O presidente da Cooperativa de Criadores de Avestruz de Londrina (Coontruz), Giono Koyashiki, explica que do avestruz se aproveita praticamente tudo. A carne; os bicos e unhas, para a fabricação de botões e adornos; o couro para produção de calçados, bolsas, cintos e outros acessórios (é o segundo couro mais caro do mundo perdendo apenas para o de jacaré); as plumas são utilizadas principalmente para a indústria do Carnaval e fabricantes de espanadores; a gordura para a indústria de cosméticos.

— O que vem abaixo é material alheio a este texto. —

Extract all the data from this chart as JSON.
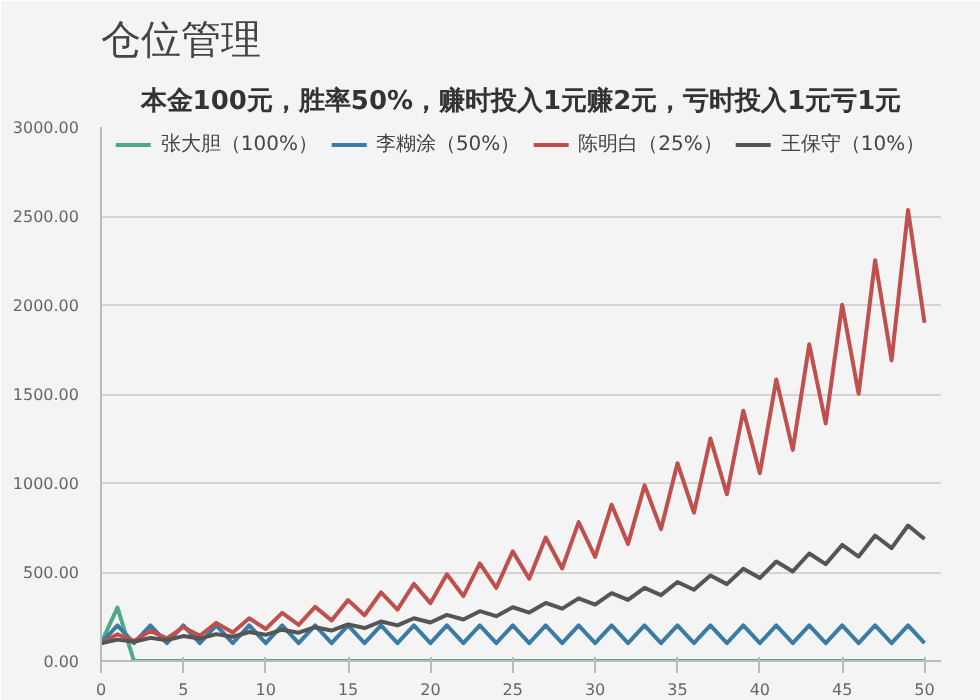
{
  "chart_data": {
    "type": "line",
    "title": "仓位管理",
    "subtitle": "本金100元，胜率50%，赚时投入1元赚2元，亏时投入1元亏1元",
    "x": [
      0,
      1,
      2,
      3,
      4,
      5,
      6,
      7,
      8,
      9,
      10,
      11,
      12,
      13,
      14,
      15,
      16,
      17,
      18,
      19,
      20,
      21,
      22,
      23,
      24,
      25,
      26,
      27,
      28,
      29,
      30,
      31,
      32,
      33,
      34,
      35,
      36,
      37,
      38,
      39,
      40,
      41,
      42,
      43,
      44,
      45,
      46,
      47,
      48,
      49,
      50
    ],
    "series": [
      {
        "name": "张大胆（100%）",
        "color": "#4fa88a",
        "values": [
          100,
          300,
          0,
          0,
          0,
          0,
          0,
          0,
          0,
          0,
          0,
          0,
          0,
          0,
          0,
          0,
          0,
          0,
          0,
          0,
          0,
          0,
          0,
          0,
          0,
          0,
          0,
          0,
          0,
          0,
          0,
          0,
          0,
          0,
          0,
          0,
          0,
          0,
          0,
          0,
          0,
          0,
          0,
          0,
          0,
          0,
          0,
          0,
          0,
          0,
          0
        ]
      },
      {
        "name": "李糊涂（50%）",
        "color": "#3a7ca5",
        "values": [
          100,
          200,
          100,
          200,
          100,
          200,
          100,
          200,
          100,
          200,
          100,
          200,
          100,
          200,
          100,
          200,
          100,
          200,
          100,
          200,
          100,
          200,
          100,
          200,
          100,
          200,
          100,
          200,
          100,
          200,
          100,
          200,
          100,
          200,
          100,
          200,
          100,
          200,
          100,
          200,
          100,
          200,
          100,
          200,
          100,
          200,
          100,
          200,
          100,
          200,
          100
        ]
      },
      {
        "name": "陈明白（25%）",
        "color": "#c0504d",
        "values": [
          100,
          150,
          113,
          169,
          127,
          190,
          142,
          214,
          160,
          240,
          180,
          270,
          203,
          304,
          228,
          342,
          257,
          385,
          289,
          433,
          325,
          487,
          365,
          548,
          411,
          616,
          462,
          694,
          520,
          780,
          585,
          878,
          658,
          987,
          741,
          1111,
          833,
          1250,
          937,
          1406,
          1055,
          1582,
          1186,
          1779,
          1335,
          2002,
          1501,
          2252,
          1689,
          2534,
          1900
        ]
      },
      {
        "name": "王保守（10%）",
        "color": "#555555",
        "values": [
          100,
          120,
          108,
          130,
          117,
          140,
          126,
          151,
          136,
          163,
          147,
          176,
          159,
          190,
          171,
          206,
          185,
          222,
          200,
          240,
          216,
          259,
          233,
          280,
          252,
          302,
          272,
          326,
          294,
          352,
          317,
          381,
          343,
          411,
          370,
          444,
          400,
          480,
          432,
          518,
          466,
          559,
          503,
          604,
          544,
          652,
          587,
          705,
          634,
          761,
          685
        ]
      }
    ],
    "xlim": [
      0,
      51
    ],
    "xticks": [
      0,
      5,
      10,
      15,
      20,
      25,
      30,
      35,
      40,
      45,
      50
    ],
    "ylim": [
      0,
      3000
    ],
    "yticks": [
      {
        "value": 0,
        "label": "0.00"
      },
      {
        "value": 500,
        "label": "500.00"
      },
      {
        "value": 1000,
        "label": "1000.00"
      },
      {
        "value": 1500,
        "label": "1500.00"
      },
      {
        "value": 2000,
        "label": "2000.00"
      },
      {
        "value": 2500,
        "label": "2500.00"
      },
      {
        "value": 3000,
        "label": "3000.00"
      }
    ],
    "grid": "y",
    "legend": "top",
    "marker": "none",
    "line_style": "solid"
  }
}
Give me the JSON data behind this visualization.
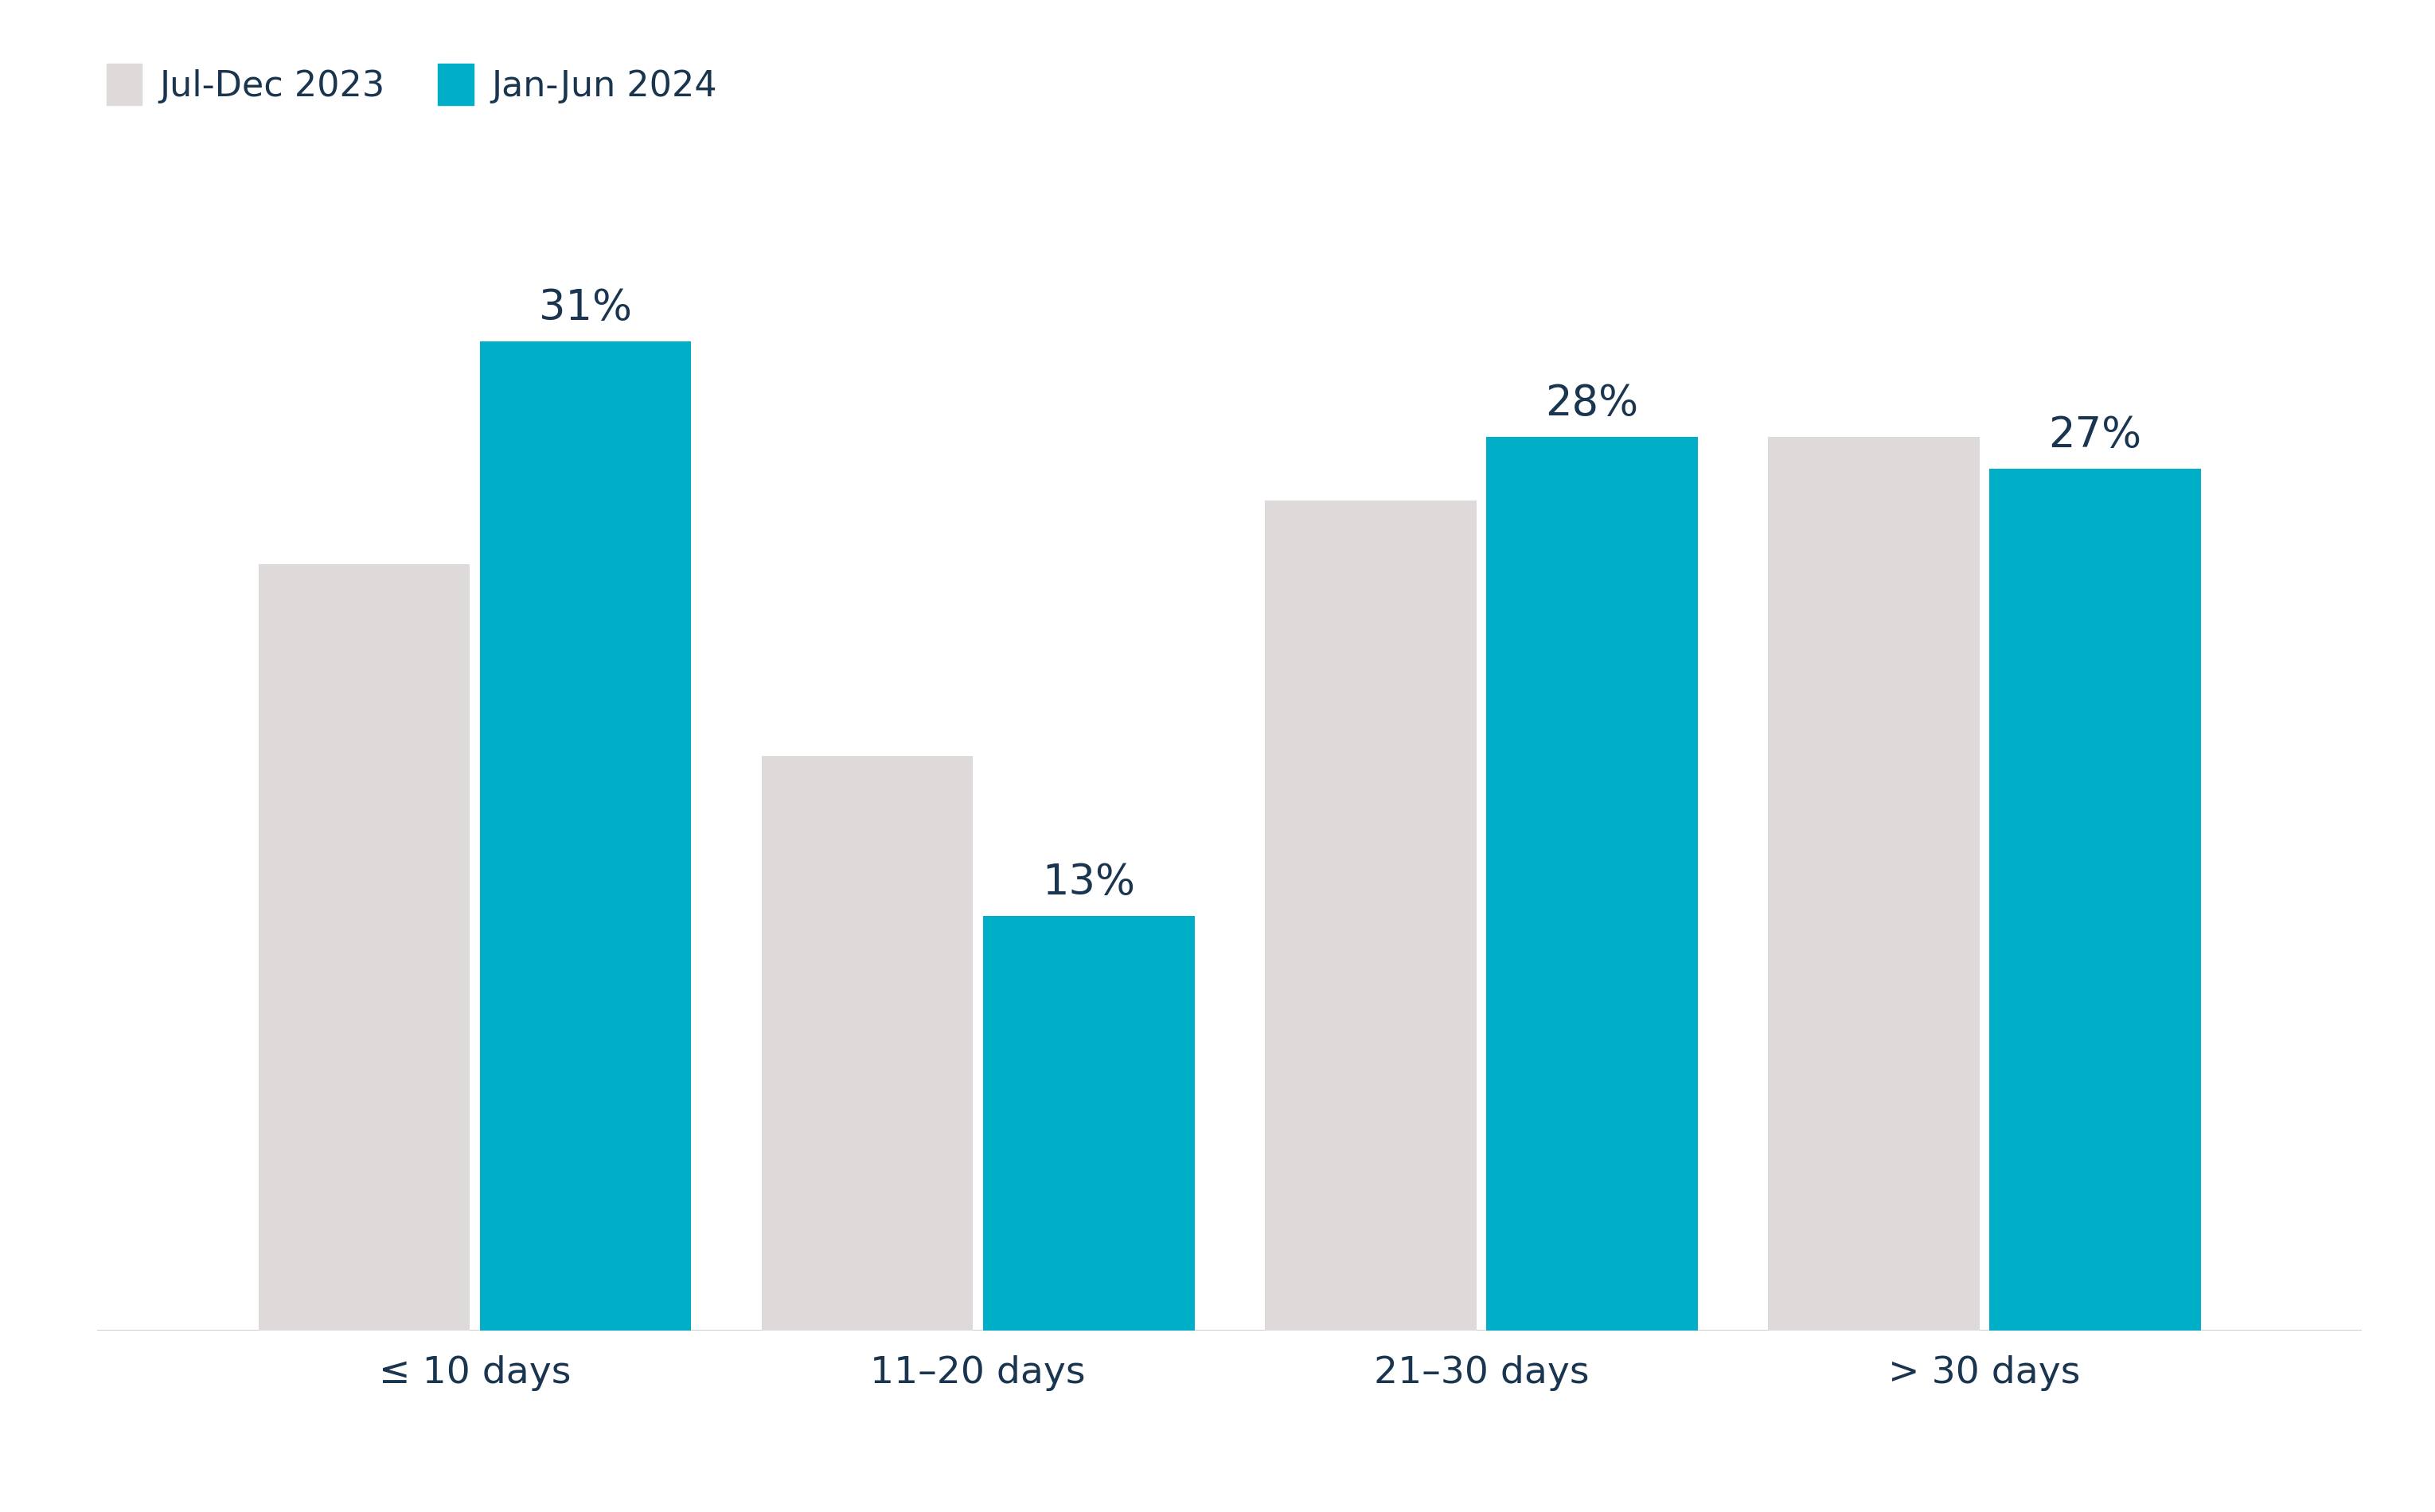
{
  "categories": [
    "≤ 10 days",
    "11–20 days",
    "21–30 days",
    "> 30 days"
  ],
  "series": [
    {
      "label": "Jul-Dec 2023",
      "color": "#dedad9",
      "values": [
        24,
        18,
        26,
        28
      ]
    },
    {
      "label": "Jan-Jun 2024",
      "color": "#00aec7",
      "values": [
        31,
        13,
        28,
        27
      ],
      "show_labels": true
    }
  ],
  "bar_width": 0.42,
  "bar_gap": 0.02,
  "ylim": [
    0,
    36
  ],
  "background_color": "#ffffff",
  "text_color": "#1a3550",
  "tick_fontsize": 34,
  "legend_fontsize": 32,
  "annotation_fontsize": 38,
  "bottom_line_color": "#c8c8c8"
}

Para a carne, segundo Koyashiki, existe uma demanda no mercado externo que ainda não pode ser atendida devido à reduzida população de aves no País (cerca de 60 mil). Isso tem levado os produtores a priorizarem a atuação no mercado de aves vivas. ''Só a Itália, solicita cerca de uma tonelada de carne por semana'', exemplifica. Koyashiki conta ainda que a falta de aves eleva o preço do produto para o consumidor final, que chega a pagar R$ 70,00 por quilo. A ave pode ser abatida no primeiro ano de vida, quando atinge o peso médio de 110 quilos. Koyashiki garante que o avestruz tem uma alta conversão alimentar, para cada 3,9 quilos de alimento ganha 1 quilo. ''É praticamente um quilo de peso a cada três dias'', reforça.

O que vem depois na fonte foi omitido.